I make no claims to performance and I wouldn't run this in a PRODUCTION ENVIORNMENT until vetted and load/performance impacts considered.
- I use 2 CTE's to simulate your data (SearchWords and Sentences)
- I use
instr() to find the position of each word in a sentence
- I use
listAgg() to combine the data into one row for each word found in a sentence.
- I only return occurrences where a word is found in a sentence
- I use
CROSS JOIN so each search word related to every sentence (this could get UGLY in terms of memory usage CPU etc as the data set will be huge) thousands of words times hundreds of millions of sentences...
This is likely better done using text searches but I'm not sure how I'd get the data format you are looking for that way... shrug if it's a one time thing and you have the time to wait.... and it's in an environment where you won't bring down production....
DEMO:
https://dbfiddle.uk/?rdbms=oracle_21&fiddle=77e0b8d9373ee1abc14cf10342c45767
with SearchWords as (SELECT 1 ID , 'pluto' SearchWord from dual UNION ALL
SELECT 2, 'jupiter' from dual),
Sentences as (SELECT 1 ID, 'we go bacvk to earth' sentence from dual UNION ALL
SELECT 2, 'we discover pluto and jupiter' from dual),
Step1 as (SELECT S.ID, LISTAGG('(' || W.ID || ',' || instr(S.Sentence,W.SearchWord) || ')', ',')

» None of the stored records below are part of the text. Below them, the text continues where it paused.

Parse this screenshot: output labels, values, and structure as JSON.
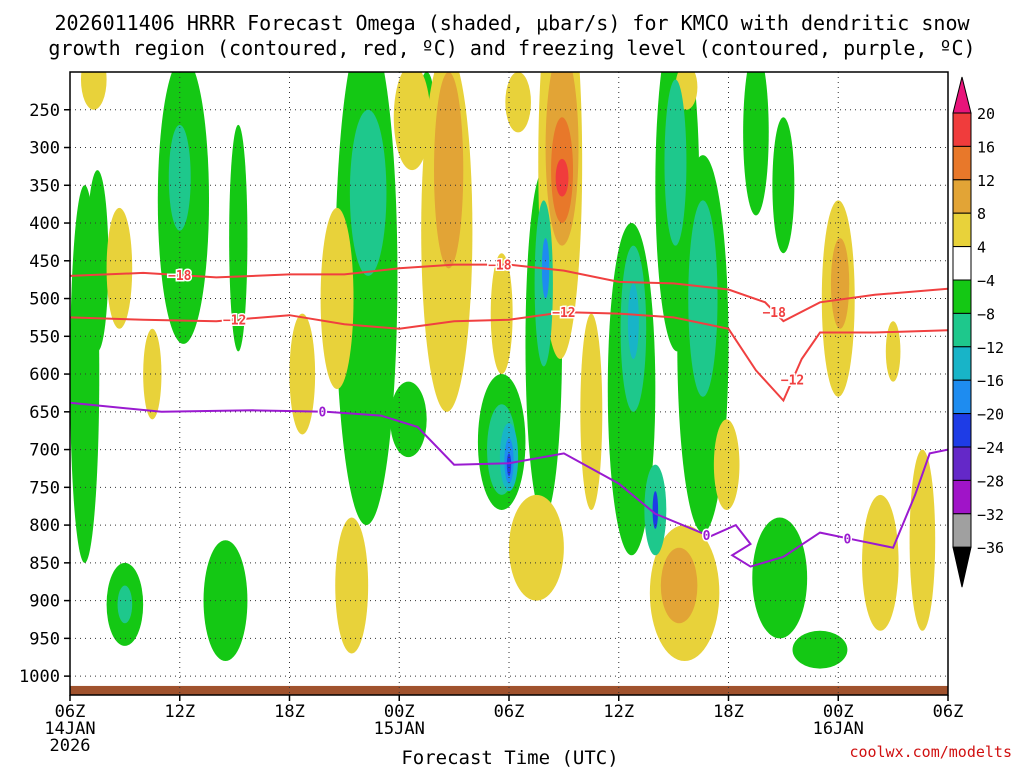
{
  "chart_data": {
    "type": "heatmap",
    "title_lines": [
      "2026011406 HRRR Forecast Omega (shaded, μbar/s) for KMCO with dendritic snow",
      "growth region (contoured, red, ºC) and freezing level (contoured, purple, ºC)"
    ],
    "xlabel": "Forecast Time (UTC)",
    "credit": "coolwx.com/modelts",
    "x_range_hours": [
      0,
      48
    ],
    "y_range_hpa": [
      1025,
      200
    ],
    "y_axis": "pressure (hPa), decreasing upward",
    "y_ticks": [
      250,
      300,
      350,
      400,
      450,
      500,
      550,
      600,
      650,
      700,
      750,
      800,
      850,
      900,
      950,
      1000
    ],
    "x_ticks": [
      {
        "h": 0,
        "lines": [
          "06Z",
          "14JAN",
          "2026"
        ]
      },
      {
        "h": 6,
        "lines": [
          "12Z"
        ]
      },
      {
        "h": 12,
        "lines": [
          "18Z"
        ]
      },
      {
        "h": 18,
        "lines": [
          "00Z",
          "15JAN"
        ]
      },
      {
        "h": 24,
        "lines": [
          "06Z"
        ]
      },
      {
        "h": 30,
        "lines": [
          "12Z"
        ]
      },
      {
        "h": 36,
        "lines": [
          "18Z"
        ]
      },
      {
        "h": 42,
        "lines": [
          "00Z",
          "16JAN"
        ]
      },
      {
        "h": 48,
        "lines": [
          "06Z"
        ]
      }
    ],
    "colorbar": {
      "bins": [
        {
          "from": 20,
          "to": null,
          "color": "#e8147a"
        },
        {
          "from": 16,
          "to": 20,
          "color": "#f03c3c"
        },
        {
          "from": 12,
          "to": 16,
          "color": "#e8782a"
        },
        {
          "from": 8,
          "to": 12,
          "color": "#e2a436"
        },
        {
          "from": 4,
          "to": 8,
          "color": "#e8d23a"
        },
        {
          "from": -4,
          "to": 4,
          "color": "#ffffff"
        },
        {
          "from": -8,
          "to": -4,
          "color": "#14c814"
        },
        {
          "from": -12,
          "to": -8,
          "color": "#1ec88c"
        },
        {
          "from": -16,
          "to": -12,
          "color": "#18b4c8"
        },
        {
          "from": -20,
          "to": -16,
          "color": "#1e8cf0"
        },
        {
          "from": -24,
          "to": -20,
          "color": "#1e3ce6"
        },
        {
          "from": -28,
          "to": -24,
          "color": "#6428c8"
        },
        {
          "from": -32,
          "to": -28,
          "color": "#a014c8"
        },
        {
          "from": -36,
          "to": -32,
          "color": "#a0a0a0"
        },
        {
          "from": null,
          "to": -36,
          "color": "#000000"
        }
      ],
      "labels": [
        "20",
        "16",
        "12",
        "8",
        "4",
        "−4",
        "−8",
        "−12",
        "−16",
        "−20",
        "−24",
        "−28",
        "−32",
        "−36"
      ]
    },
    "omega_features": [
      {
        "value": -6,
        "x_h": 0.8,
        "p": 600,
        "rx_h": 0.8,
        "rp": 250
      },
      {
        "value": -6,
        "x_h": 1.5,
        "p": 450,
        "rx_h": 0.6,
        "rp": 120
      },
      {
        "value": -6,
        "x_h": 3.0,
        "p": 905,
        "rx_h": 1.0,
        "rp": 55
      },
      {
        "value": -10,
        "x_h": 3.0,
        "p": 905,
        "rx_h": 0.4,
        "rp": 25
      },
      {
        "value": -6,
        "x_h": 6.2,
        "p": 370,
        "rx_h": 1.4,
        "rp": 190
      },
      {
        "value": -10,
        "x_h": 6.0,
        "p": 340,
        "rx_h": 0.6,
        "rp": 70
      },
      {
        "value": -6,
        "x_h": 8.5,
        "p": 900,
        "rx_h": 1.2,
        "rp": 80
      },
      {
        "value": -6,
        "x_h": 9.2,
        "p": 420,
        "rx_h": 0.5,
        "rp": 150
      },
      {
        "value": -6,
        "x_h": 16.2,
        "p": 470,
        "rx_h": 1.7,
        "rp": 330
      },
      {
        "value": -10,
        "x_h": 16.3,
        "p": 360,
        "rx_h": 1.0,
        "rp": 110
      },
      {
        "value": -6,
        "x_h": 18.5,
        "p": 660,
        "rx_h": 1.0,
        "rp": 50
      },
      {
        "value": -6,
        "x_h": 19.5,
        "p": 240,
        "rx_h": 0.4,
        "rp": 40
      },
      {
        "value": -6,
        "x_h": 23.6,
        "p": 690,
        "rx_h": 1.3,
        "rp": 90
      },
      {
        "value": -10,
        "x_h": 23.6,
        "p": 700,
        "rx_h": 0.8,
        "rp": 60
      },
      {
        "value": -14,
        "x_h": 24.0,
        "p": 710,
        "rx_h": 0.5,
        "rp": 45
      },
      {
        "value": -18,
        "x_h": 24.0,
        "p": 715,
        "rx_h": 0.25,
        "rp": 30
      },
      {
        "value": -22,
        "x_h": 24.0,
        "p": 720,
        "rx_h": 0.12,
        "rp": 15
      },
      {
        "value": -6,
        "x_h": 25.9,
        "p": 560,
        "rx_h": 1.0,
        "rp": 230
      },
      {
        "value": -10,
        "x_h": 25.9,
        "p": 480,
        "rx_h": 0.5,
        "rp": 110
      },
      {
        "value": -18,
        "x_h": 26.0,
        "p": 460,
        "rx_h": 0.2,
        "rp": 40
      },
      {
        "value": -6,
        "x_h": 30.7,
        "p": 620,
        "rx_h": 1.3,
        "rp": 220
      },
      {
        "value": -10,
        "x_h": 30.8,
        "p": 540,
        "rx_h": 0.7,
        "rp": 110
      },
      {
        "value": -14,
        "x_h": 30.8,
        "p": 530,
        "rx_h": 0.3,
        "rp": 50
      },
      {
        "value": -10,
        "x_h": 32.0,
        "p": 780,
        "rx_h": 0.6,
        "rp": 60
      },
      {
        "value": -22,
        "x_h": 32.0,
        "p": 780,
        "rx_h": 0.15,
        "rp": 25
      },
      {
        "value": -6,
        "x_h": 33.2,
        "p": 350,
        "rx_h": 1.2,
        "rp": 220
      },
      {
        "value": -10,
        "x_h": 33.1,
        "p": 320,
        "rx_h": 0.6,
        "rp": 110
      },
      {
        "value": -6,
        "x_h": 34.6,
        "p": 560,
        "rx_h": 1.4,
        "rp": 250
      },
      {
        "value": -10,
        "x_h": 34.6,
        "p": 500,
        "rx_h": 0.8,
        "rp": 130
      },
      {
        "value": -6,
        "x_h": 37.5,
        "p": 280,
        "rx_h": 0.7,
        "rp": 110
      },
      {
        "value": -6,
        "x_h": 39.0,
        "p": 350,
        "rx_h": 0.6,
        "rp": 90
      },
      {
        "value": -6,
        "x_h": 38.8,
        "p": 870,
        "rx_h": 1.5,
        "rp": 80
      },
      {
        "value": -6,
        "x_h": 41.0,
        "p": 965,
        "rx_h": 1.5,
        "rp": 25
      }
    ],
    "omega_features_positive": [
      {
        "value": 6,
        "x_h": 1.3,
        "p": 210,
        "rx_h": 0.7,
        "rp": 40
      },
      {
        "value": 6,
        "x_h": 2.7,
        "p": 460,
        "rx_h": 0.7,
        "rp": 80
      },
      {
        "value": 6,
        "x_h": 4.5,
        "p": 600,
        "rx_h": 0.5,
        "rp": 60
      },
      {
        "value": 6,
        "x_h": 12.7,
        "p": 600,
        "rx_h": 0.7,
        "rp": 80
      },
      {
        "value": 6,
        "x_h": 14.6,
        "p": 500,
        "rx_h": 0.9,
        "rp": 120
      },
      {
        "value": 6,
        "x_h": 15.4,
        "p": 880,
        "rx_h": 0.9,
        "rp": 90
      },
      {
        "value": 6,
        "x_h": 18.7,
        "p": 260,
        "rx_h": 1.0,
        "rp": 70
      },
      {
        "value": 6,
        "x_h": 20.6,
        "p": 410,
        "rx_h": 1.4,
        "rp": 240
      },
      {
        "value": 10,
        "x_h": 20.7,
        "p": 330,
        "rx_h": 0.8,
        "rp": 130
      },
      {
        "value": 6,
        "x_h": 23.6,
        "p": 520,
        "rx_h": 0.6,
        "rp": 80
      },
      {
        "value": 6,
        "x_h": 26.8,
        "p": 320,
        "rx_h": 1.2,
        "rp": 260
      },
      {
        "value": 10,
        "x_h": 26.9,
        "p": 300,
        "rx_h": 0.9,
        "rp": 130
      },
      {
        "value": 14,
        "x_h": 26.9,
        "p": 330,
        "rx_h": 0.6,
        "rp": 70
      },
      {
        "value": 18,
        "x_h": 26.9,
        "p": 340,
        "rx_h": 0.35,
        "rp": 25
      },
      {
        "value": 6,
        "x_h": 24.5,
        "p": 240,
        "rx_h": 0.7,
        "rp": 40
      },
      {
        "value": 6,
        "x_h": 28.5,
        "p": 650,
        "rx_h": 0.6,
        "rp": 130
      },
      {
        "value": 6,
        "x_h": 25.5,
        "p": 830,
        "rx_h": 1.5,
        "rp": 70
      },
      {
        "value": 6,
        "x_h": 33.6,
        "p": 890,
        "rx_h": 1.9,
        "rp": 90
      },
      {
        "value": 10,
        "x_h": 33.3,
        "p": 880,
        "rx_h": 1.0,
        "rp": 50
      },
      {
        "value": 6,
        "x_h": 33.7,
        "p": 220,
        "rx_h": 0.6,
        "rp": 30
      },
      {
        "value": 6,
        "x_h": 35.9,
        "p": 720,
        "rx_h": 0.7,
        "rp": 60
      },
      {
        "value": 6,
        "x_h": 42.0,
        "p": 500,
        "rx_h": 0.9,
        "rp": 130
      },
      {
        "value": 10,
        "x_h": 42.1,
        "p": 480,
        "rx_h": 0.5,
        "rp": 60
      },
      {
        "value": 6,
        "x_h": 44.3,
        "p": 850,
        "rx_h": 1.0,
        "rp": 90
      },
      {
        "value": 6,
        "x_h": 46.6,
        "p": 820,
        "rx_h": 0.7,
        "rp": 120
      },
      {
        "value": 6,
        "x_h": 45.0,
        "p": 570,
        "rx_h": 0.4,
        "rp": 40
      }
    ],
    "isotherms": [
      {
        "label": "−18",
        "color": "#f04040",
        "label_h": [
          6.0,
          23.5,
          38.5
        ],
        "points": [
          [
            0,
            470
          ],
          [
            4,
            466
          ],
          [
            8,
            472
          ],
          [
            12,
            468
          ],
          [
            15,
            468
          ],
          [
            18,
            460
          ],
          [
            21,
            455
          ],
          [
            24,
            455
          ],
          [
            27,
            463
          ],
          [
            30,
            478
          ],
          [
            33,
            480
          ],
          [
            36,
            488
          ],
          [
            38,
            505
          ],
          [
            39,
            530
          ],
          [
            41,
            505
          ],
          [
            44,
            495
          ],
          [
            48,
            487
          ]
        ]
      },
      {
        "label": "−12",
        "color": "#f04040",
        "label_h": [
          9.0,
          27.0,
          39.5
        ],
        "points": [
          [
            0,
            525
          ],
          [
            4,
            528
          ],
          [
            8,
            530
          ],
          [
            12,
            522
          ],
          [
            15,
            534
          ],
          [
            18,
            540
          ],
          [
            21,
            530
          ],
          [
            24,
            528
          ],
          [
            27,
            518
          ],
          [
            30,
            520
          ],
          [
            33,
            525
          ],
          [
            36,
            540
          ],
          [
            37.5,
            595
          ],
          [
            39,
            635
          ],
          [
            40,
            580
          ],
          [
            41,
            545
          ],
          [
            44,
            545
          ],
          [
            48,
            542
          ]
        ]
      },
      {
        "label": "0",
        "color": "#9a1ad0",
        "label_h": [
          13.8,
          34.8,
          42.5
        ],
        "points": [
          [
            0,
            638
          ],
          [
            5,
            650
          ],
          [
            10,
            648
          ],
          [
            14,
            650
          ],
          [
            17,
            655
          ],
          [
            19,
            670
          ],
          [
            21,
            720
          ],
          [
            24,
            718
          ],
          [
            27,
            705
          ],
          [
            30,
            745
          ],
          [
            32,
            785
          ],
          [
            35,
            815
          ],
          [
            36.4,
            800
          ],
          [
            37.2,
            825
          ],
          [
            36.2,
            840
          ],
          [
            37.2,
            855
          ],
          [
            39,
            842
          ],
          [
            41,
            810
          ],
          [
            43,
            820
          ],
          [
            45,
            830
          ],
          [
            46.2,
            760
          ],
          [
            47,
            705
          ],
          [
            48,
            700
          ]
        ]
      }
    ],
    "ground_level_hpa": 1013
  }
}
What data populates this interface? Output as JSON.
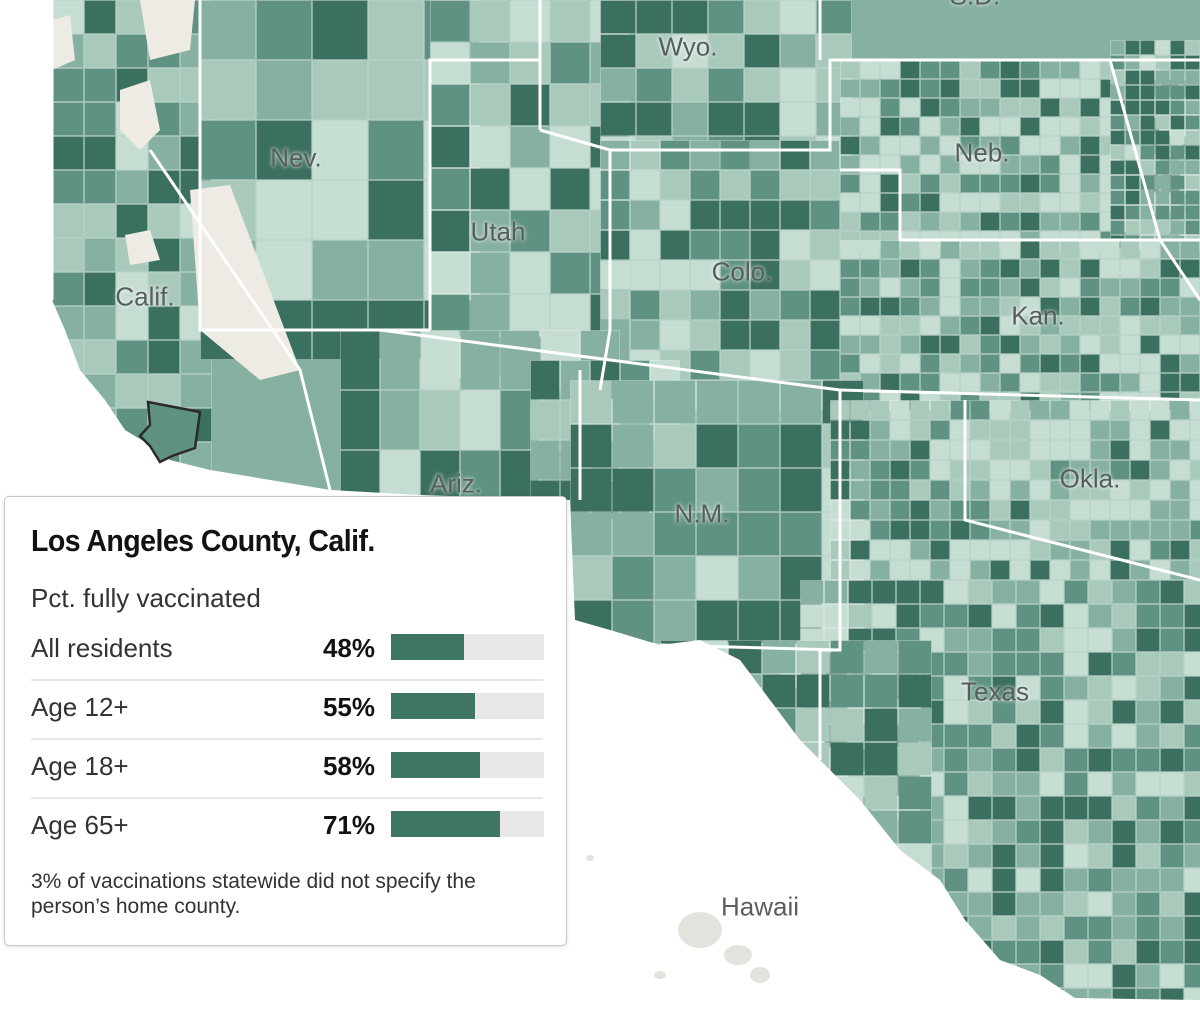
{
  "map": {
    "state_labels": [
      {
        "key": "wyo",
        "text": "Wyo."
      },
      {
        "key": "nev",
        "text": "Nev."
      },
      {
        "key": "neb",
        "text": "Neb."
      },
      {
        "key": "utah",
        "text": "Utah"
      },
      {
        "key": "colo",
        "text": "Colo."
      },
      {
        "key": "calif",
        "text": "Calif."
      },
      {
        "key": "kan",
        "text": "Kan."
      },
      {
        "key": "ariz",
        "text": "Ariz."
      },
      {
        "key": "okla",
        "text": "Okla."
      },
      {
        "key": "nm",
        "text": "N.M."
      },
      {
        "key": "texas",
        "text": "Texas"
      },
      {
        "key": "hawaii",
        "text": "Hawaii"
      },
      {
        "key": "sd",
        "text": "S.D."
      }
    ],
    "colors": {
      "lightest": "#c6ddd2",
      "light": "#a9c9bb",
      "medium": "#86b0a0",
      "dark": "#5f9282",
      "darkest": "#3b6f5f",
      "no_data": "#eeebe4",
      "state_border": "#ffffff",
      "highlight_border": "#2a2a2a"
    },
    "highlighted_county": "Los Angeles County, Calif."
  },
  "tooltip": {
    "title": "Los Angeles County, Calif.",
    "subtitle": "Pct. fully vaccinated",
    "rows": [
      {
        "label": "All residents",
        "value": "48%",
        "fraction": 0.48
      },
      {
        "label": "Age 12+",
        "value": "55%",
        "fraction": 0.55
      },
      {
        "label": "Age 18+",
        "value": "58%",
        "fraction": 0.58
      },
      {
        "label": "Age 65+",
        "value": "71%",
        "fraction": 0.71
      }
    ],
    "note": "3% of vaccinations statewide did not specify the person’s home county.",
    "bar_color": "#3f7565",
    "track_color": "#e8e8e8"
  }
}
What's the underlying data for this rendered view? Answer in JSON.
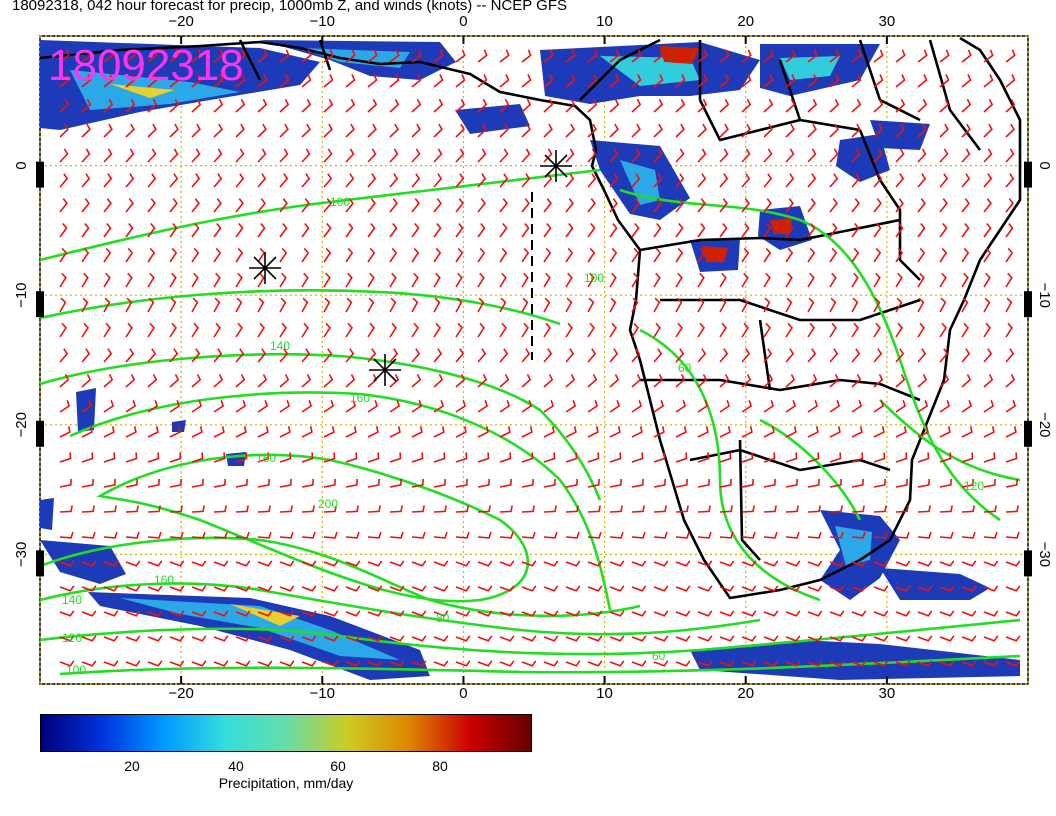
{
  "title": "18092318, 042 hour forecast for precip, 1000mb Z, and winds (knots) -- NCEP GFS",
  "stamp": "18092318",
  "map": {
    "lon_ticks": [
      "−20",
      "−10",
      "0",
      "10",
      "20",
      "30"
    ],
    "lon_values": [
      -20,
      -10,
      0,
      10,
      20,
      30
    ],
    "lat_ticks": [
      "0",
      "−10",
      "−20",
      "−30"
    ],
    "lat_values": [
      0,
      -10,
      -20,
      -30
    ],
    "lon_range": [
      -30,
      40
    ],
    "lat_range": [
      -40,
      10
    ],
    "contour_labels": [
      "100",
      "140",
      "160",
      "180",
      "200",
      "160",
      "140",
      "120",
      "100",
      "60",
      "100",
      "60",
      "80",
      "120"
    ],
    "colors": {
      "contour": "#22dd22",
      "wind": "#ee1111",
      "grid": "#d4b400",
      "stamp": "#ff33ee"
    }
  },
  "colorbar": {
    "ticks": [
      "20",
      "40",
      "60",
      "80"
    ],
    "tick_values": [
      20,
      40,
      60,
      80
    ],
    "range": [
      0,
      100
    ],
    "label": "Precipitation, mm/day",
    "stops": [
      "#00007a",
      "#0033dd",
      "#0099ff",
      "#33dddd",
      "#66ddaa",
      "#cccc22",
      "#dd8800",
      "#cc0000",
      "#660000"
    ]
  }
}
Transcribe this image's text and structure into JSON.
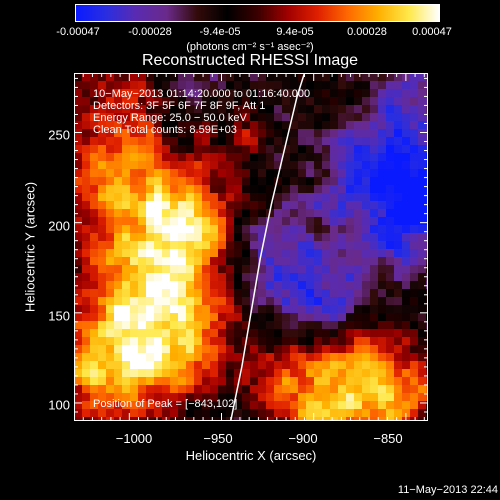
{
  "colors": {
    "colorbar_stops": [
      "#0a1aff",
      "#2a2ee0",
      "#5a2bb0",
      "#6a2a8a",
      "#330a0a",
      "#000000",
      "#3a0000",
      "#a00000",
      "#e02000",
      "#ff6a00",
      "#ffb000",
      "#ffe84a",
      "#ffffff"
    ]
  },
  "colorbar": {
    "ticks": [
      "-0.00047",
      "-0.00028",
      "-9.4e-05",
      "9.4e-05",
      "0.00028",
      "0.00047"
    ],
    "units": "(photons cm⁻² s⁻¹ asec⁻²)"
  },
  "chart_data": {
    "type": "heatmap",
    "title": "Reconstructed RHESSI Image",
    "xlabel": "Heliocentric X (arcsec)",
    "ylabel": "Heliocentric Y (arcsec)",
    "xlim": [
      -1030,
      -838
    ],
    "ylim": [
      90,
      283
    ],
    "xticks": [
      "−1000",
      "−950",
      "−900",
      "−850"
    ],
    "yticks": [
      "100",
      "150",
      "200",
      "250"
    ],
    "xtick_values": [
      -1000,
      -950,
      -900,
      -850
    ],
    "ytick_values": [
      100,
      150,
      200,
      250
    ],
    "limb_curve": [
      [
        -945,
        90
      ],
      [
        -939,
        120
      ],
      [
        -934,
        150
      ],
      [
        -929,
        180
      ],
      [
        -923,
        210
      ],
      [
        -916,
        240
      ],
      [
        -909,
        270
      ],
      [
        -905,
        283
      ]
    ],
    "peak_position": [
      -843,
      102
    ],
    "annotations": [
      "10−May−2013 01:14:20.000 to 01:16:40.000",
      "Detectors: 3F 5F 6F 7F 8F 9F, Att 1",
      "Energy Range: 25.0 − 50.0 keV",
      "Clean     Total counts: 8.59E+03"
    ],
    "peak_label": "Position of Peak = [−843,102]"
  },
  "footer": {
    "date": "11−May−2013 22:44"
  }
}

WITHIN GROUP (ORDER BY W.ID) Result
FROM Sentences S
CROSS JOIN SearchWords W
WHERE instr(S.Sentence,W.SearchWord)>0
GROUP BY S.ID)
SELECT * FROM Step1
Really don't need the step1 CTE... but I wasn't sure if It was going to work out of the gate.
Giving us:
+----+---------------+
| ID | RESULT |
+----+---------------+
| 2 | (1,13),(2,23) |
+----+---------------+
If needed: You could subdivide the sentences into processing groups to processes some then union in more etc... to manage the hit. But if your environment is sufficiently large it may be able to handle it in one go.